Dodicesima notte – Deverell

Dodicesima notte   Deverell

“La dodicesima notte” fu scritta nell’autunno-inverno del 1849 ed espose la primavera successiva all’Istituto Nazionale, nella sala d’acqua con il dipinto “Ansilla Domini Essay!” Rossetti. Sebbene Deverell non sia mai stato formalmente membro della Confraternita preraffaellita, è stato parte integrante di questo cerchio, condividendo i loro obiettivi e interessi – secondo la gazzetta letteraria, “creando composizioni caleidoscopicamente colorate” sui temi di Shakespeare e rielaborando giocosamente i motivi dell’arte medievale. Nell’immagine, questi motivi si riflettono nei costumi luminosi di due pagine nell’angolo in basso a destra, oltre il quale si può vedere un musicista nero con campane, trasferito su una tela dal manoscritto del 14 ° secolo.

Il gruppo triangolare congelato di personaggi principali ricorda in modo sorprendente la composizione di Silvia salvatrice di Hunt’s Valentine da Proteus, che, a sua volta, potrebbe essere stata influenzata dalla composizione ieratica del trittico con Due San Giovanni dell’artista fiammingo Hans Memling, che Hunt vide a Bruges. Deverelli impara anche la pratica dei preraffaelliti: usa gli amici come modelli. Lo stesso artista, noto per il suo aspetto piacevole, si è ritratto come sofferenza dell’amore senza speranza del duca di Orsino.

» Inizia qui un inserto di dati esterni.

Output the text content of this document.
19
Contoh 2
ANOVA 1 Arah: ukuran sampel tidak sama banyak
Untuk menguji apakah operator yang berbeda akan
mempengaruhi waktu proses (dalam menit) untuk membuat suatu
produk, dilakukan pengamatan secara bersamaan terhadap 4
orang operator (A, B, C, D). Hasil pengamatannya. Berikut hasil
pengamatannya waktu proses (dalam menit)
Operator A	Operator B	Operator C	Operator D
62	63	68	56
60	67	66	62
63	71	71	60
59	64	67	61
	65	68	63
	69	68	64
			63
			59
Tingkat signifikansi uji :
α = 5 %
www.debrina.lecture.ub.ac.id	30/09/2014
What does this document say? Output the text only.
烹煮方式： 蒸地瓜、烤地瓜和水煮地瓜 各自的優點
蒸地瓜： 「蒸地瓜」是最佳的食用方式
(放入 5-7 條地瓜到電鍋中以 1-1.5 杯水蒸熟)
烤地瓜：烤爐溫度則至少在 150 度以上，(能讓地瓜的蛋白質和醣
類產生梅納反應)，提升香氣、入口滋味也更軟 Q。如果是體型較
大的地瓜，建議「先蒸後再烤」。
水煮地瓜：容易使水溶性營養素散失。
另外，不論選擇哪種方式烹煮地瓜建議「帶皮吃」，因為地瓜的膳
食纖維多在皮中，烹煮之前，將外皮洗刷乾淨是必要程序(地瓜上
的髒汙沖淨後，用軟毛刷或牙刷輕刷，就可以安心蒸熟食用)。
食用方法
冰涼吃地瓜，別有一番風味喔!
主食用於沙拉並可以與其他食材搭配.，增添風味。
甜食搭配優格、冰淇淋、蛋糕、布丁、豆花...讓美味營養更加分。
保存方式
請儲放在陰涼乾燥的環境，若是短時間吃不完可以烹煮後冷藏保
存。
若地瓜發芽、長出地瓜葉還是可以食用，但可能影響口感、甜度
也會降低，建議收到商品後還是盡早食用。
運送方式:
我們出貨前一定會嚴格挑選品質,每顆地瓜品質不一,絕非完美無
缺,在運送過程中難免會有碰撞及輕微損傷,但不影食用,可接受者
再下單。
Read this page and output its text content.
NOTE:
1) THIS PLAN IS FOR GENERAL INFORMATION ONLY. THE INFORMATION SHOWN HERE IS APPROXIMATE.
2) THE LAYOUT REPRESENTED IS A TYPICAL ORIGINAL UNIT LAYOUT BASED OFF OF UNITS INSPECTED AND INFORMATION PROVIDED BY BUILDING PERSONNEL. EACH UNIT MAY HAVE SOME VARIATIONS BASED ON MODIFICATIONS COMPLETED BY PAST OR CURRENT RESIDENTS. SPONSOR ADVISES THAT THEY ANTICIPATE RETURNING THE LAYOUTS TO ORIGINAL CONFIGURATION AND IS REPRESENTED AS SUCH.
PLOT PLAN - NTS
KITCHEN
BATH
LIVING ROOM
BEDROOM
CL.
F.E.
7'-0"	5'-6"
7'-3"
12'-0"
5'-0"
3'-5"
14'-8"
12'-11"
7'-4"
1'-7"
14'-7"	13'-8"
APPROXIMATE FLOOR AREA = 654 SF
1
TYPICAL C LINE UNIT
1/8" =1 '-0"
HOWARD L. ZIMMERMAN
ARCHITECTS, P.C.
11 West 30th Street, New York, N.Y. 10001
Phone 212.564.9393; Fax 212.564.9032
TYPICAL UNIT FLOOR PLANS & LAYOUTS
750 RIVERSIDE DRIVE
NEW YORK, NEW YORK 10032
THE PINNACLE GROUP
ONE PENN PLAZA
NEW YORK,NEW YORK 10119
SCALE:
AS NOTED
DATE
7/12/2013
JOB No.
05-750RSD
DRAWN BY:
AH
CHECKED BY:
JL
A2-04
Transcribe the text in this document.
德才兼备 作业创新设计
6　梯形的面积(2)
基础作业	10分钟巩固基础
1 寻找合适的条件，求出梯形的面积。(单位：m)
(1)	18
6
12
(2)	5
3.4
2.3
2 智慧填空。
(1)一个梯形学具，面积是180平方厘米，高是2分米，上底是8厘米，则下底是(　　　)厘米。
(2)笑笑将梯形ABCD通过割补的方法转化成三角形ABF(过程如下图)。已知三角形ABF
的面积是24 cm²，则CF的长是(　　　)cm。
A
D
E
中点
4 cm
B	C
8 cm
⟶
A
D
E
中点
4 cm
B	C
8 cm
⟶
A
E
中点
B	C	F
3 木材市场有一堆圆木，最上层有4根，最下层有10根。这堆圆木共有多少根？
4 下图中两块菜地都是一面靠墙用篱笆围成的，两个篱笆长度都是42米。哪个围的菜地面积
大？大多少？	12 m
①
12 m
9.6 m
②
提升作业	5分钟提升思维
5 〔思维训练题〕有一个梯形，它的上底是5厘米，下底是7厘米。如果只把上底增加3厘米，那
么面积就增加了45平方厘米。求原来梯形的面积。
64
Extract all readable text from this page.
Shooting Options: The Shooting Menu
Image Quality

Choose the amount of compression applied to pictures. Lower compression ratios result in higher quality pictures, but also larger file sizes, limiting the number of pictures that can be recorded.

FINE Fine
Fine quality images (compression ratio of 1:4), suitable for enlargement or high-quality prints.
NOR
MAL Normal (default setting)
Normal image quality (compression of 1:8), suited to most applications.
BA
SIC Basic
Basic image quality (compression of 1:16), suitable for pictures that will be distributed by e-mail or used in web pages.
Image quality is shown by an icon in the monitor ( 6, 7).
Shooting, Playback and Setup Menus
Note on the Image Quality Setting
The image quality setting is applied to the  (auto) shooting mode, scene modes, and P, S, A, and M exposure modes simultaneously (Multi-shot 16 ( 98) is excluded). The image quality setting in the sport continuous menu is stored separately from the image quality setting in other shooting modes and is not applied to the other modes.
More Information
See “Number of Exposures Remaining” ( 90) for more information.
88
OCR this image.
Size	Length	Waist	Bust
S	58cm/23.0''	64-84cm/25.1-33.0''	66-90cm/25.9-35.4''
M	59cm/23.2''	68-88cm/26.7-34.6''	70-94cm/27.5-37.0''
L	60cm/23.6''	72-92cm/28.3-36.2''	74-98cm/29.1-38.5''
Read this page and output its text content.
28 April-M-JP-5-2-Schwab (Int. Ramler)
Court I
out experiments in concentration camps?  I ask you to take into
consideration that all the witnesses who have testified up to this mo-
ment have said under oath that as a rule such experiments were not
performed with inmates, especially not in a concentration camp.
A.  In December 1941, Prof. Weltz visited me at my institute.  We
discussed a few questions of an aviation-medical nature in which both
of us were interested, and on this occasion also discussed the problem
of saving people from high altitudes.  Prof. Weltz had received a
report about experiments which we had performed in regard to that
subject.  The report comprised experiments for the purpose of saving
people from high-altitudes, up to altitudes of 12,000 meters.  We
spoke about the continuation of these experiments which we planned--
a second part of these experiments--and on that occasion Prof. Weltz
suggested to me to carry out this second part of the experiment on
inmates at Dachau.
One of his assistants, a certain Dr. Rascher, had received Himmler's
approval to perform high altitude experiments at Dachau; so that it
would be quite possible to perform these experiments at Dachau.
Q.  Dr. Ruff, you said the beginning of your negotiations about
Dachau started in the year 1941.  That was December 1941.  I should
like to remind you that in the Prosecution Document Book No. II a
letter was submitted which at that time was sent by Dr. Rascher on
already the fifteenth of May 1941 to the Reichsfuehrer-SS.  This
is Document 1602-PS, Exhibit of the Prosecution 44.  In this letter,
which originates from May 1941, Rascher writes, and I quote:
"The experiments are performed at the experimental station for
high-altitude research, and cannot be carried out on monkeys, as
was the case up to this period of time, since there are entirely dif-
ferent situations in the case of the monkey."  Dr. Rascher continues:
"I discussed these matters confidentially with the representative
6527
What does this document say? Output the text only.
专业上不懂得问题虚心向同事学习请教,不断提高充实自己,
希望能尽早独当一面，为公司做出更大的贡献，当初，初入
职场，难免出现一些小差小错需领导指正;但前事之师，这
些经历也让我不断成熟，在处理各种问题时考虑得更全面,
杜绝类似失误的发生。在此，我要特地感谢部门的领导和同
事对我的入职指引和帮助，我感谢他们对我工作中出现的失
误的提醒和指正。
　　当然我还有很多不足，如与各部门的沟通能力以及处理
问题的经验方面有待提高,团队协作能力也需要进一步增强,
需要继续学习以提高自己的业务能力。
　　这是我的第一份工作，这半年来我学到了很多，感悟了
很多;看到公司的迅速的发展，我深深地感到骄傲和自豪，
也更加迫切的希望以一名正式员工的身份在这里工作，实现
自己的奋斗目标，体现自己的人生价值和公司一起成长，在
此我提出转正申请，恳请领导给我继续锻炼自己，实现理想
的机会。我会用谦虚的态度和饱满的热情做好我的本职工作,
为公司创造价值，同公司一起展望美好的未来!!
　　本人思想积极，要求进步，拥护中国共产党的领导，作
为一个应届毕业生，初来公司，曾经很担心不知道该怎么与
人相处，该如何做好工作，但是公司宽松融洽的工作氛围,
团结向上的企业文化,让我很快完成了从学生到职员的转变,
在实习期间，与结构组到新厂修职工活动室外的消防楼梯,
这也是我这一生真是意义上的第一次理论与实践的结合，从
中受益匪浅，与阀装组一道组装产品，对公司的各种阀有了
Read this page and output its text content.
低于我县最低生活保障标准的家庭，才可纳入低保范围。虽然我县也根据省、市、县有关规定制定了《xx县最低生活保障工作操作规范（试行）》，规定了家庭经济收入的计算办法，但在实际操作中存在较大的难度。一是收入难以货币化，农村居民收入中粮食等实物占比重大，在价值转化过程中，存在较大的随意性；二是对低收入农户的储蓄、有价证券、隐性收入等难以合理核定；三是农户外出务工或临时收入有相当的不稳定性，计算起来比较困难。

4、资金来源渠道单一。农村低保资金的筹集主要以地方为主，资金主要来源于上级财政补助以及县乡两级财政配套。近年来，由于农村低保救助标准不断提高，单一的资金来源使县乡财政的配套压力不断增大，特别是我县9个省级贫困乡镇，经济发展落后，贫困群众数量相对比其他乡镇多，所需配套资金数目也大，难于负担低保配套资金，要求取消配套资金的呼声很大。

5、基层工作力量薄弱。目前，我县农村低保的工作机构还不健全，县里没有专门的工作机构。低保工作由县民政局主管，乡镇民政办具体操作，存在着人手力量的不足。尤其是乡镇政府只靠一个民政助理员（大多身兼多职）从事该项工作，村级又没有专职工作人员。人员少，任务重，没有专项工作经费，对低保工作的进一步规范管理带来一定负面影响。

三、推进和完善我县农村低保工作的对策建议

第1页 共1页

Rossetti in posa per un giullare Feste.

Con Elizabeth Siddal, che per la prima volta ha lavorato come modella per il film preraffaellita, Deverell ha scritto Viola, mascherata da una pagina di Cesare.

Deverell si è specializzato in trame shakespeariane, essendo un buon attore dilettante. La sua immagine, dedicata alla quarta scena del secondo atto della Dodicesima notte, riflette una profonda comprensione delle sottigliezze della trama e dei personaggi. Orsino, tormentato da un amore non corrisposto per Olivia, siede pigramente sulla terrazza, tra il giullare, cantando “Vola dentro, vola dentro, morte”.

L’armonia esterna di ciò che sta accadendo è spezzata dalle espressioni e dalle posizioni dei protagonisti, che, evitando consapevolmente i gesti retorici maestosi associati alla rappresentazione teatrale, rivelano i loro sentimenti e aspirazioni interiori.

Feste copia beffardamente la posa dell’ospite, che siede, appoggiandosi indietro malinconico e torcendosi una ciocca di capelli. Chinando la testa di lato, Orsino evita lo sguardo di Viola, che siede modestamente e pazientemente, “come un monumento”, incantato dalla presenza del duca. I veri sentimenti dell’eroina sono accennati dalla rosa, che tiene, passiflora sulla balaustra, capelli rossi, il colore dei vestiti e la guaina viola sulla sua coscia.

Viola si appoggiò su una panchina decorata con un’immagine scolpita di un teschio circondato da una ghirlanda di rose. È un simbolo della transitorietà dell’amore e della bellezza del corpo, ovvero il leit motiv del gioco.

Sebbene l’azione si svolga sotto l’arco del proscenio, la combinazione di vari elementi confonde l’occhio. La colonna su cui si basa Orsino si trova di fronte, come se non lontano dallo spettatore. Il muro con i gradini si spezza improvvisamente, e le figure direttamente dietro Orsino e Feste sembrano troppo grandi, specialmente se le confronti con i musicisti a sinistra.

Pertanto, lo sfondo gioca il duplice ruolo dello spazio reale e lo sfondo teatrale, uno sfondo illusorio per una situazione difficile, svolto di fronte allo spettatore. Forse l’elemento più eccentrico della composizione sono due pagine, che si trovano a un livello indefinito a destra. Il ragazzo più vicino allo spettatore gira distrattamente un pulsante su un filo, e questo tratto originale incarna l’idea di un momento congelato.